La réserve n’offre pas de sentiers de ski de fond ni de raquette, uniquement de la marche hivernale sur des sentiers damés. Le décor champêtre comporte des percées visuelles sur les champs ainsi que sur le magnifique cap Tourmente s’élevant à 579 m. On y observe évidemment beaucoup d’oiseaux, dont les plectrophanes des neiges, un visiteur du nord qui se pavane dans le Québec méridional quand le mercure dégringole. On peut déplorer l’absence de sentiers au bord du fleuve et dans les montagnes. Cela bonifierait l’expérience.

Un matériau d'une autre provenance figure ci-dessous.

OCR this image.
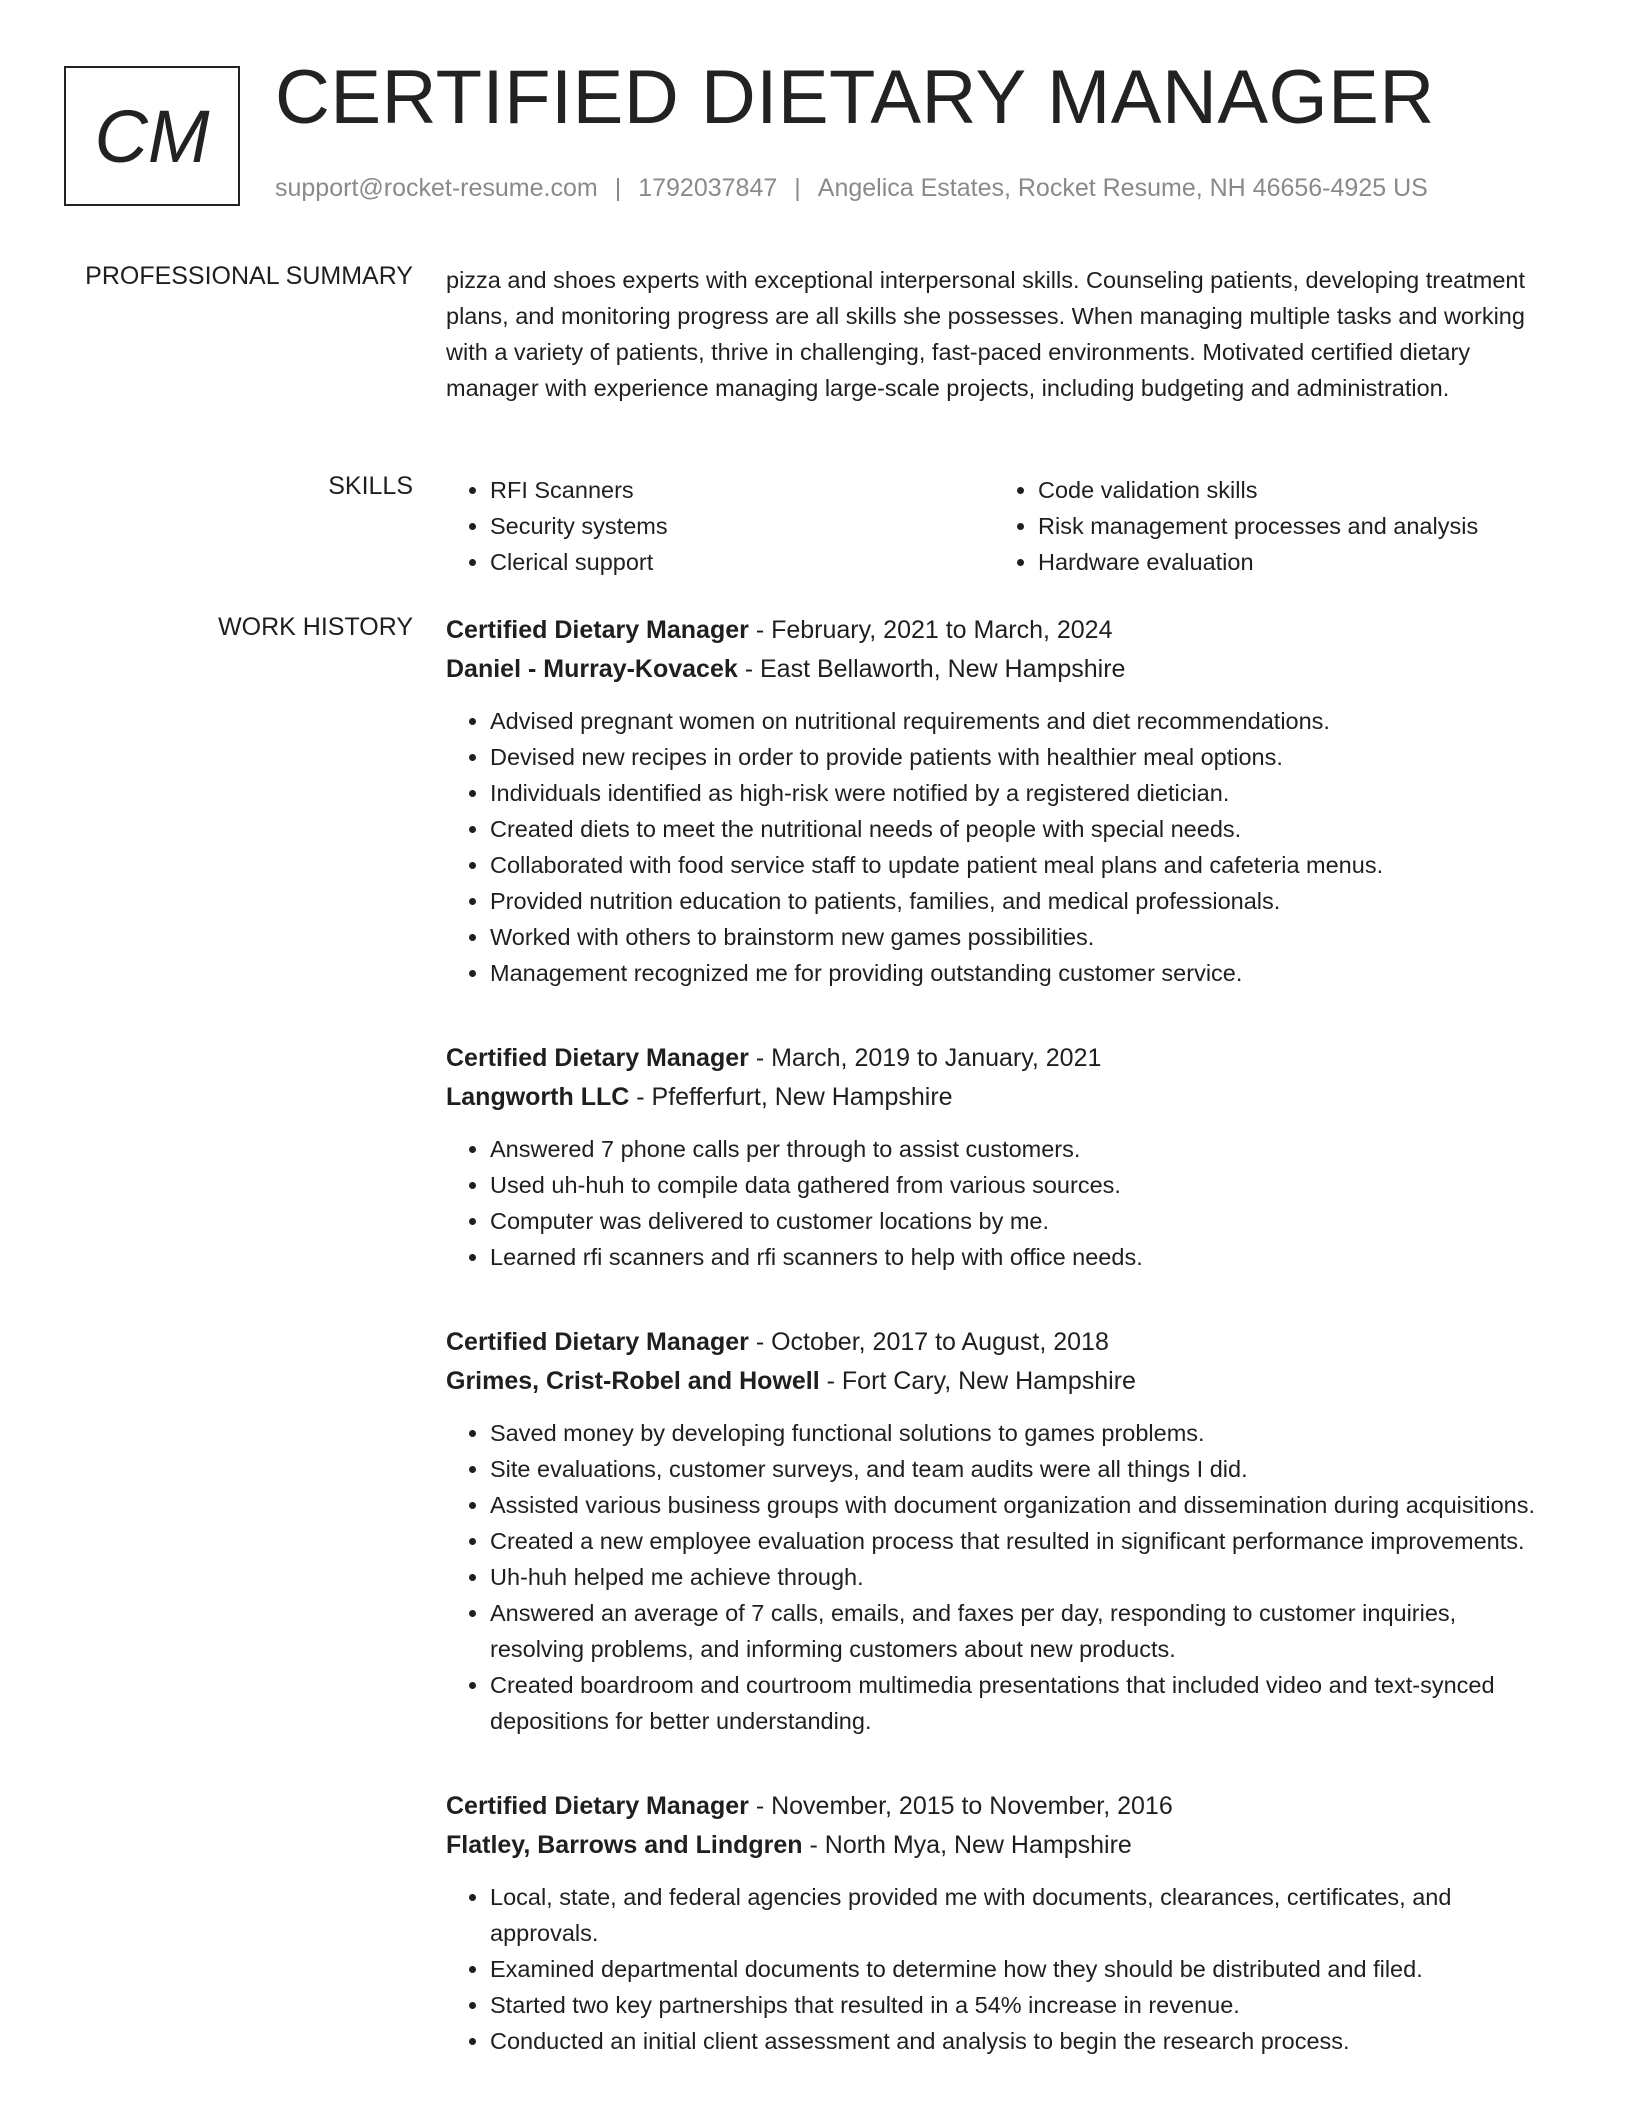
CM CERTIFIED DIETARY MANAGER
support@rocket-resume.com | 1792037847 | Angelica Estates, Rocket Resume, NH 46656-4925 US
PROFESSIONAL SUMMARY pizza and shoes experts with exceptional interpersonal skills. Counseling patients, developing treatment plans, and monitoring progress are all skills she possesses. When managing multiple tasks and working with a variety of patients, thrive in challenging, fast-paced environments. Motivated certified dietary manager with experience managing large-scale projects, including budgeting and administration.

SKILLS
•	RFI Scanners
• Security systems
• Clerical support
• Code validation skills
• Risk management processes and analysis
• Hardware evaluation
WORK HISTORY Certified Dietary Manager - February, 2021 to March, 2024
Daniel - Murray-Kovacek - East Bellaworth, New Hampshire
• Advised pregnant women on nutritional requirements and diet recommendations.
• Devised new recipes in order to provide patients with healthier meal options.
• Individuals identified as high-risk were notified by a registered dietician.
• Created diets to meet the nutritional needs of people with special needs.
• Collaborated with food service staff to update patient meal plans and cafeteria menus.
• Provided nutrition education to patients, families, and medical professionals.
• Worked with others to brainstorm new games possibilities.
• Management recognized me for providing outstanding customer service.
Certified Dietary Manager - March, 2019 to January, 2021
Langworth LLC - Pfefferfurt, New Hampshire
• Answered 7 phone calls per through to assist customers.
• Used uh-huh to compile data gathered from various sources.
• Computer was delivered to customer locations by me.
• Learned rfi scanners and rfi scanners to help with office needs.
Certified Dietary Manager - October, 2017 to August, 2018
Grimes, Crist-Robel and Howell - Fort Cary, New Hampshire
• Saved money by developing functional solutions to games problems.
• Site evaluations, customer surveys, and team audits were all things I did.
• Assisted various business groups with document organization and dissemination during acquisitions.
• Created a new employee evaluation process that resulted in significant performance improvements.
• Uh-huh helped me achieve through.
• Answered an average of 7 calls, emails, and faxes per day, responding to customer inquiries, resolving problems, and informing customers about new products.
• Created boardroom and courtroom multimedia presentations that included video and text-synced depositions for better understanding.
Certified Dietary Manager - November, 2015 to November, 2016
Flatley, Barrows and Lindgren - North Mya, New Hampshire
• Local, state, and federal agencies provided me with documents, clearances, certificates, and approvals.
• Examined departmental documents to determine how they should be distributed and filed.
• Started two key partnerships that resulted in a 54% increase in revenue.
• Conducted an initial client assessment and analysis to begin the research process.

Je trouve finalement un accès au Saint-Laurent derrière La Grande Ferme, un site historique sis à un coup d’aile de la réserve, en empruntant un court sentier. C’est l’heure du couchant. Je contemple longuement les glaces à la dérive sur le chemin des grandes eaux. C’est tout simplement magique.
Encadré #1
Autres attraits nature et plein air à découvrir sur La Côte-de-Beaupré
-Sentier des caps de Charlevoix
-Parc de la Chute-Montmorency
-Descente de canyon de glace aux chutes Jean-Larose avec Canyoning-Québec
-Centre de ski de fond Robert-Giguère (10 km de pistes à Beaupré)
En bref
La découverte de La Côte-de-Beaupré au-delà du ski alpin.
ATTRAIT MAJEUR
Une panoplie de sports d’hiver à pratiquer sans parcourir beaucoup de kilométrage motorisé.
COUP DE CŒUR
Le coucher de soleil sur le Saint-Laurent à la hauteur du site historique de La Grande Ferme.